Finding revenues to fill the gap, however, through the sale of alcohol on Sundays and later into the evening on other days, and by promoting online gambling, is a short-sighted approach. It’s been a tough year for Connecticut, what with a downgrade of its debt rating by Moody’s and a monumental struggle to find ways to mitigate the budget deficit. That doesn’t excuse undermining both the physical and fiscal health of those who are most vulnerable in the state: A regressive tax on drinkers and gamblers should not be the answer to insufficient revenues and too-high expenses.  To view the long-term effects of such policies, one only need visit Atlantic City, off the boardwalk.
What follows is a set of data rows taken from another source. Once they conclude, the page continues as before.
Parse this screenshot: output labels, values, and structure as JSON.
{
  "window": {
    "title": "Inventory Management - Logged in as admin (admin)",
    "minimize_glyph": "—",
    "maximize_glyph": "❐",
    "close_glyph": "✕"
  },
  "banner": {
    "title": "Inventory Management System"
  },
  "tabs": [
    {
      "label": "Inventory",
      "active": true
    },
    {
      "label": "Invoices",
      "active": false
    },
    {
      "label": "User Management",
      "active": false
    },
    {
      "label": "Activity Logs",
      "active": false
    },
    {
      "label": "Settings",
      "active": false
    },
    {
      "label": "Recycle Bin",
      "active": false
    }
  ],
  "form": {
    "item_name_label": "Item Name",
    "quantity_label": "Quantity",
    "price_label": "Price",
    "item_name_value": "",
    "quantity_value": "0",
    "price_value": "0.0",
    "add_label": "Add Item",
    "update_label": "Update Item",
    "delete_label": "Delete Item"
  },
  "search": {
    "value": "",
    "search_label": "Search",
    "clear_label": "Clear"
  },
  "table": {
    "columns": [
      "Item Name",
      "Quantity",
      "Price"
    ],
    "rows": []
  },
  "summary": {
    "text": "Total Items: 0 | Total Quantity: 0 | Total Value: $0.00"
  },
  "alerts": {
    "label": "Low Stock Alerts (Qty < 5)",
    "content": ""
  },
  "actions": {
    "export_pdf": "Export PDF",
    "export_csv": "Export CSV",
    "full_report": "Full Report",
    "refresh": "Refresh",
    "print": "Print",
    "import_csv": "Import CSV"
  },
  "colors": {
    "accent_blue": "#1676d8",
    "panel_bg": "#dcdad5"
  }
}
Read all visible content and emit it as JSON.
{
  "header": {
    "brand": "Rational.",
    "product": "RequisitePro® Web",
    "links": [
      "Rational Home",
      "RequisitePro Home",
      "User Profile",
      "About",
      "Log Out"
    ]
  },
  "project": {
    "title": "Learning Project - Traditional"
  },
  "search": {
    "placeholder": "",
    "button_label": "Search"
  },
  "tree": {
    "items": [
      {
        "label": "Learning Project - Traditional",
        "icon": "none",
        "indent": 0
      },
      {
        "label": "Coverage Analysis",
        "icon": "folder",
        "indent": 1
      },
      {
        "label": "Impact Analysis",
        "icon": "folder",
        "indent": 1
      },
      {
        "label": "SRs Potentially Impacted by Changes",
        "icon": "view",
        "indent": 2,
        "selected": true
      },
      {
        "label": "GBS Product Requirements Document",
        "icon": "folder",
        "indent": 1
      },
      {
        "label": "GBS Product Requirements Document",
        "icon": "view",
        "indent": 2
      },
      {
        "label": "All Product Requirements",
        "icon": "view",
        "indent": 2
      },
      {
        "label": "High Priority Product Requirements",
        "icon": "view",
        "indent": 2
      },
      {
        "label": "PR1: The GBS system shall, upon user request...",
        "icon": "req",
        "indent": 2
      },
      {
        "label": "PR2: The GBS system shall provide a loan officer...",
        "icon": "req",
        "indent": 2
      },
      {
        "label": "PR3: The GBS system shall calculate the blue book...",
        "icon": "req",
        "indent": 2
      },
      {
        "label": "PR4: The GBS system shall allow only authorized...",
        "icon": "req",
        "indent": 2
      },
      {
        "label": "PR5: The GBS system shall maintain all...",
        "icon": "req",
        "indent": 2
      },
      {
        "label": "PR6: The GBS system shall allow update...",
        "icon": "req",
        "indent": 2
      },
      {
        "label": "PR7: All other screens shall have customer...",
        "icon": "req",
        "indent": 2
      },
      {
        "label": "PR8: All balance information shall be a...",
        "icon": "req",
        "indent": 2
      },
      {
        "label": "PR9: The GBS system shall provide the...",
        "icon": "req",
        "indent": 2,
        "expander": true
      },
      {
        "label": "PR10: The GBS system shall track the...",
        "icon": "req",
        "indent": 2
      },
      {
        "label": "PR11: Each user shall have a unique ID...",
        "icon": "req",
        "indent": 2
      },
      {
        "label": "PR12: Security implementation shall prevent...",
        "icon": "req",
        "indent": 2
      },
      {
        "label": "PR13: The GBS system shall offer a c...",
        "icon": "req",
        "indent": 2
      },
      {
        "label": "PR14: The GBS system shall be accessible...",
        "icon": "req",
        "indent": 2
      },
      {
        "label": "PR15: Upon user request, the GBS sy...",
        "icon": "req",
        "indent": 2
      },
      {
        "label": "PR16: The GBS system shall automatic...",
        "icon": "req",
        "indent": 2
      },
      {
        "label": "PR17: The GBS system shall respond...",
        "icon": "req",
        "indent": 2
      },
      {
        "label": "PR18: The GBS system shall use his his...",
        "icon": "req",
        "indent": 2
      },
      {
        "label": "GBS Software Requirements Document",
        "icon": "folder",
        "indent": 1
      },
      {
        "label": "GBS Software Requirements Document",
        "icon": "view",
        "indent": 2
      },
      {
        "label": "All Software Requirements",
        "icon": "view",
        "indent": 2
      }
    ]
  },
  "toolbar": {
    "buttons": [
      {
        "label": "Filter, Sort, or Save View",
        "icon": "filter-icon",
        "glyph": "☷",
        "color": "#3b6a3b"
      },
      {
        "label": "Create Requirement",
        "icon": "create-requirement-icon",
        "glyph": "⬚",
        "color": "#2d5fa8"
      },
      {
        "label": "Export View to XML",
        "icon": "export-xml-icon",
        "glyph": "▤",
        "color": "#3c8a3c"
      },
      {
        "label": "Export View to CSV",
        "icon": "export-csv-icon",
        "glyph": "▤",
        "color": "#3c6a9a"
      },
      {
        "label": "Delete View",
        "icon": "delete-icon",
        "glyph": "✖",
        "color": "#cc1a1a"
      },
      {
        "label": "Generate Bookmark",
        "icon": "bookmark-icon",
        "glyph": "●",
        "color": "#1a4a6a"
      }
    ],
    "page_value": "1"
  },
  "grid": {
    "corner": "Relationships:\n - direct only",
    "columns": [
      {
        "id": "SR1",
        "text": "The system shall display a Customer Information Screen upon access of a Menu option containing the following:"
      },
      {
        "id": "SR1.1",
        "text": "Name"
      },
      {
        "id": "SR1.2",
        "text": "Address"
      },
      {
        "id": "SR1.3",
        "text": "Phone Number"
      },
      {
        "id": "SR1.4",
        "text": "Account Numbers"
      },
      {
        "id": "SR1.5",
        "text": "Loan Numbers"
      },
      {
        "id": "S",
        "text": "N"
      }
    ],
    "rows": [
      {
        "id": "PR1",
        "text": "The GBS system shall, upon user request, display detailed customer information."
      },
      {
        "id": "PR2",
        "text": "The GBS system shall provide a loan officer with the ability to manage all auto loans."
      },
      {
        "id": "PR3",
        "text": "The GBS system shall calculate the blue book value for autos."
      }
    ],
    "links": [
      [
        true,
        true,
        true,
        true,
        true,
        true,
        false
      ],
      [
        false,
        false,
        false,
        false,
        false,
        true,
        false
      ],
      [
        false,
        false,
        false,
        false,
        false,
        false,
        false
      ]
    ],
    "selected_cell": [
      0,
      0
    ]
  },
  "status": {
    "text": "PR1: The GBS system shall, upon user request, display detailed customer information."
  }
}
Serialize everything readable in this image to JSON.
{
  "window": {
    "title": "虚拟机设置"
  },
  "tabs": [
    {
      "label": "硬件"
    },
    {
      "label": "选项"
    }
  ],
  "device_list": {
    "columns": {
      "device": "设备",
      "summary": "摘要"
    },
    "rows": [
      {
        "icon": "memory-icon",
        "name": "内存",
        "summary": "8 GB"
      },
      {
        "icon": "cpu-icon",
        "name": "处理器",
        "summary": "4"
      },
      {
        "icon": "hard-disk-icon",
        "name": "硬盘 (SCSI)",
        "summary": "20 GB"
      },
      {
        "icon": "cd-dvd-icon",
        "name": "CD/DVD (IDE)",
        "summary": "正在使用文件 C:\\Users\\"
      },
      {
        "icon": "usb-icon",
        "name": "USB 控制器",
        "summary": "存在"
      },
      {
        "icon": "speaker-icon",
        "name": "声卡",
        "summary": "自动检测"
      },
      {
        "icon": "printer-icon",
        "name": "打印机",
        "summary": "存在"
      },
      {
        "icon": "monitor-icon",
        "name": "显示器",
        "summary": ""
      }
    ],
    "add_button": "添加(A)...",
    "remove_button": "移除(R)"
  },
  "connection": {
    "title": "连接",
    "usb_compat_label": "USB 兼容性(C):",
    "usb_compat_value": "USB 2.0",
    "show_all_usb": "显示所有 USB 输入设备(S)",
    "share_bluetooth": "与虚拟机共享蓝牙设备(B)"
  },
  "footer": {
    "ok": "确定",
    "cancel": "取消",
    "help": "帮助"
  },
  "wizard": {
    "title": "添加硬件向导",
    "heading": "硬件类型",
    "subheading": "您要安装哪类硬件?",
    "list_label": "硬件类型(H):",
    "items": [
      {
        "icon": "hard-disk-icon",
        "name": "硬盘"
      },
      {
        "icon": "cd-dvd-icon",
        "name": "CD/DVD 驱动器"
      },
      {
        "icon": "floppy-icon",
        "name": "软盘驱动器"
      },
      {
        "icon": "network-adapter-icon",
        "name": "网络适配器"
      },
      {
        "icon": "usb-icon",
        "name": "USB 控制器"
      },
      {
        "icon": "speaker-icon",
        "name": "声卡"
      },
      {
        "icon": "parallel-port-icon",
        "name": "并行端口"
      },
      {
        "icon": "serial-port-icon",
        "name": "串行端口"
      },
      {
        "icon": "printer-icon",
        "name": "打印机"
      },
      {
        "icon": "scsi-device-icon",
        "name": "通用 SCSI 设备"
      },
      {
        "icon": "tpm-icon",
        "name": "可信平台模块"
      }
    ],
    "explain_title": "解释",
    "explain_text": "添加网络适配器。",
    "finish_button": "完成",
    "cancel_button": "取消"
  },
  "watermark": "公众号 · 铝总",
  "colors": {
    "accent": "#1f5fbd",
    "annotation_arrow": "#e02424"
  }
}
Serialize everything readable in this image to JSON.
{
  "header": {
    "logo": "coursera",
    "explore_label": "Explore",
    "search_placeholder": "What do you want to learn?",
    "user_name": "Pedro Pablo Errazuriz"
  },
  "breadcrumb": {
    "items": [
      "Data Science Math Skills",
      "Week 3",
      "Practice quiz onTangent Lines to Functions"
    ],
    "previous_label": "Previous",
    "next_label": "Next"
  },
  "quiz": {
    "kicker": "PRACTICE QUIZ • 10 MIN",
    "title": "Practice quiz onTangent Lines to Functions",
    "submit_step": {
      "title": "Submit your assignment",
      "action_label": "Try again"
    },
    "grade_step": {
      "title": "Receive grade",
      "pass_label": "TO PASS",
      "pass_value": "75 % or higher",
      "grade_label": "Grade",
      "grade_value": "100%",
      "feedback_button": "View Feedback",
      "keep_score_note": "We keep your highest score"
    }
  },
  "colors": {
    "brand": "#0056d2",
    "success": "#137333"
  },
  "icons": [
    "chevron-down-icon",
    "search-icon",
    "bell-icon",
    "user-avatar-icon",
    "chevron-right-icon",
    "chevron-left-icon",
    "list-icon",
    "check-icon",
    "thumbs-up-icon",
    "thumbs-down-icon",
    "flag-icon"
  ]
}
At first Malloy stood firm with state employees on their salaries, benefits and pensions, but he agreed too soon to a deal with their unions that must now be haunting him. Let’s hope his trip to Europe to sell Connecticut as a destination for worldwide businesses is surprisingly successful.

Kent does the right thing

Kent residents had a sobering discussion at the town’s annual meeting Jan. 19 on the need to add a ladder truck to the equipment of the Kent Volunteer Fire Department, as Asher Pavel reported last week in this newspaper. Fire Chief Matt Starr made it clear the primary, really the only, reason to consider spending a lot of money on such a truck is safety: safety of anyone trapped in a burning building, including both trapped occupants and  firefighters.

Until such an event happens, it’s hard for non-firefighters to see all the dangers that can arise in emergency situations. But for firefighters, their training prepares them to understand all that can go wrong and to find ways to circumvent disaster and rescue those who need it. It is to the credit of Kent town officials that they have given this purchase the serious consideration it deserves, knowing how difficult it is in hard financial times to convince voters to spend money unless it’s absolutely necessary.

A tragedy shouldn’t have to happen before safety concerns are addressed. Kudos to First Selectman Bruce Adams and all the Kent town and fire department officials who are taking steps now to be better prepared for possible emergencies.